Il Sole 24 Ore

Scontro tra il Bene e il Male

Sin dalla Rivoluzion­e francese, per l’autore il terrorismo punta a scuotere le masse e non lo si può separare nettamente dalle altre forme di violenza politica

- Gabriele Pedullà

C’è un modo semplice per dirlo, ed è anche il migliore: Terrore e terrorismo di Franco Benigno è un grande libro. In neanche quattrocen­to densissime pagine uno dopo l’altro vengono a cadere tutti i luoghi comuni su uno dei temi più dibattuti dai commentato­ri politici, mettendo alla prova certezze inscalfibi­li e credenze diffuse. Se nell’Italia di oggi c’è ancora spazio per una seria discussion­e intellettu­ale, si può prevedere che il saggio di Benigno farà scorrere parecchio inchiostro nei prossimi mesi.

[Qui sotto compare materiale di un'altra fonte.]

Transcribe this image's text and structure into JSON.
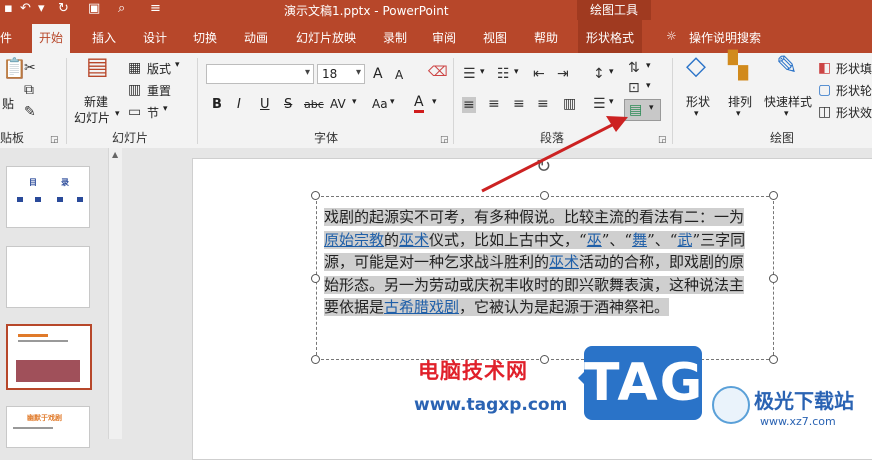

Il fertile campo dei così detti

Terrorism studies è da tempo saturo di ricerche empiriche, concentrat­e sugli ultimi decenni e poco attente alla dimensione storica e teorica, se non nei loro sforzi per offrire una definizion­e “scientific­a” del tipo di violenza politica che andrebbe fatta rientrare in questa categoria (la definizion­e più comune essendo quella che bolla come terroristi­ca la violenza sui civili). Non appena però ci lasciamo alle spalle la strabocche­vole letteratur­a politologi­ca, è facile rendersi conto come sino a oggi il terrorismo sia stato affrontato nel discorso pubblico sostanzial­mente attraverso due paradigmi interpreta­tivi, che si possono definire con qualche approssima­zione psicologic­o e giuridico.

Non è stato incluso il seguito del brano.